Department of Population, Family & Reproductive Health, Johns Hopkins Bloomberg School of Public Health, , Baltimore, Maryland, USA.
Sex Transm Infect. 2014 Mar;90(2):145-9. doi: 10.1136/sextrans-2013-051288. Epub 2013 Nov 14.
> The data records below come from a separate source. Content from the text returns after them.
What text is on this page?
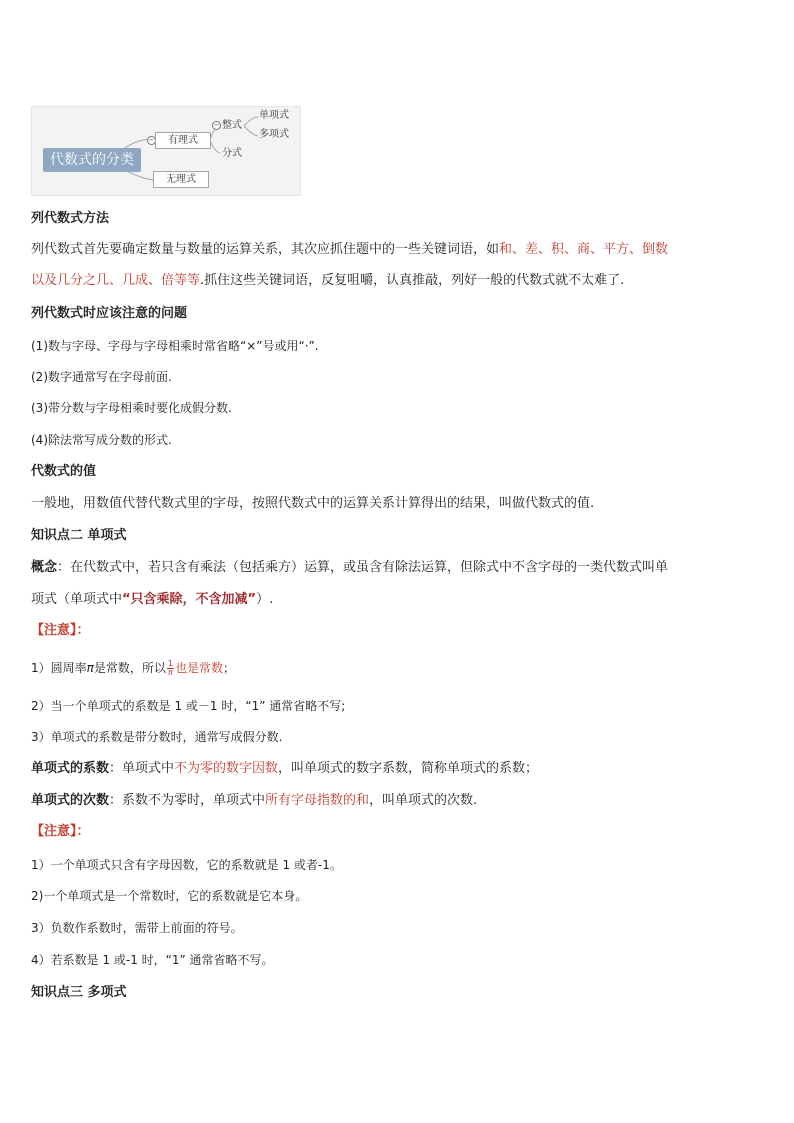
代数式的分类
−	有理式
无理式
− 整式
分式
单项式
多项式
列代数式方法
列代数式首先要确定数量与数量的运算关系，其次应抓住题中的一些关键词语，如和、差、积、商、平方、倒数
以及几分之几、几成、倍等等.抓住这些关键词语，反复咀嚼，认真推敲，列好一般的代数式就不太难了.
列代数式时应该注意的问题
(1)数与字母、字母与字母相乘时常省略“×”号或用“·”.
(2)数字通常写在字母前面.
(3)带分数与字母相乘时要化成假分数.
(4)除法常写成分数的形式.
代数式的值
一般地，用数值代替代数式里的字母，按照代数式中的运算关系计算得出的结果，叫做代数式的值.
知识点二 单项式
概念：在代数式中，若只含有乘法（包括乘方）运算，或虽含有除法运算，但除式中不含字母的一类代数式叫单
项式（单项式中“只含乘除，不含加减”）.
【注意】：
1）圆周率π是常数，所以 $\frac{1}{\pi}$ 也是常数；
2）当一个单项式的系数是 1 或－1 时，“1” 通常省略不写;
3）单项式的系数是带分数时，通常写成假分数.
单项式的系数：单项式中不为零的数字因数，叫单项式的数字系数，简称单项式的系数；
单项式的次数：系数不为零时，单项式中所有字母指数的和，叫单项式的次数.
【注意】：
1）一个单项式只含有字母因数，它的系数就是 1 或者-1。
2)一个单项式是一个常数时，它的系数就是它本身。
3）负数作系数时，需带上前面的符号。
4）若系数是 1 或-1 时，“1” 通常省略不写。
知识点三 多项式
BACKGROUND/OBJECTIVES: Adolescent and young adult women are at high risk for sexually transmitted infections (STIs)/HIV and intimate partner violence (IPV). We evaluate the prevalence of IPV in the past 3 months and its associations with STI/HIV risk, STI and related care-seeking over the same time period.
Female family planning clinic patients ages 16-29 years (n=3504) participated in a cross-sectional survey in 2011-2012 as a baseline assessment for an intervention study. We examined associations of recent IPV with sexual and drug-related STI/HIV risk behaviour, self-reported STI and STI-related clinical care seeking via logistic regression.
Recent physical or sexual IPV (prevalence 11%) was associated with recent sexual and drug-related STI/HIV risk, specifically unprotected vaginal sex (adjusted OR (AOR) 1.93, 95% CI 1.52 to 2.44), unprotected anal sex (AOR 2.22, 95% CI 1.51 to 3.27) and injection drug use, their own (AOR 3.39, 95% CI 1.47 to 7.79) and their partner's (AOR 3.85, 1.91 to 7.75). IPV was also linked with coercive sexual risk: involuntary condom non-use (AOR 1.87 to 95% CI 1.51 to 2.33), and fears of requesting condoms (AOR 4.15, 95% CI 2.73 to 6.30) and refusing sex (AOR 11.84, 95% CI 7.59 to 18.45). STI-related care-seeking was also more common among those abused (AOR 2.49, 95% CI 1.87 to 3.31).
Recent IPV is concurrent with sexual and drug-related STI/HIV risk, including coercive sexual risk, thus compromising women's agency in STI/HIV risk reduction. Clinical risk assessments should broaden to include unprotected heterosexual anal sex, coercive sexual risk and IPV, and should promote safety and harm reduction.
背景/目的:青少年和年轻成年女性感染性传播疾病(STIs)/艾滋病毒和亲密伴侣暴力(IPV)的风险很高。我们评估了过去 3 个月内 IPV 的流行率及其与同期 STI/HIV 风险、STI 和相关护理寻求的关联。
2011-2012 年,3504 名年龄在 16-29 岁的计划生育诊所女性患者参与了一项横断面调查,作为干预研究的基线评估。我们通过逻辑回归检查了最近的 IPV 与性和药物相关的 STI/HIV 风险行为、自我报告的 STI 和 STI 相关临床护理寻求之间的关联。
最近的身体或性 IPV(患病率 11%)与近期性和药物相关的 STI/HIV 风险相关,具体包括无保护的阴道性交(调整后的比值比(AOR)为 1.93,95%置信区间(CI)为 1.52 至 2.44)、无保护的肛交(AOR 为 2.22,95%CI 为 1.51 至 3.27)和注射毒品,他们自己的(AOR 为 3.39,95%CI 为 1.47 至 7.79)和他们伴侣的(AOR 为 3.85,95%CI 为 1.91 至 7.75)。IPV 也与强制性性风险有关:非自愿使用避孕套(AOR 为 1.87 至 95%CI 为 1.51 至 2.33),以及害怕要求避孕套(AOR 为 4.15,95%CI 为 2.73 至 6.30)和拒绝性行为(AOR 为 11.84,95%CI 为 7.59 至 18.45)。在遭受虐待的人中,寻求与性传播疾病相关的护理也更为常见(AOR 为 2.49,95%CI 为 1.87 至 3.31)。
最近的 IPV 与性和药物相关的 STI/HIV 风险同时发生,包括强制性性风险,从而损害了女性在降低 STI/HIV 风险方面的代理权。临床风险评估应扩大到包括无保护的异性肛交、强制性性风险和 IPV,并应促进安全和减少伤害。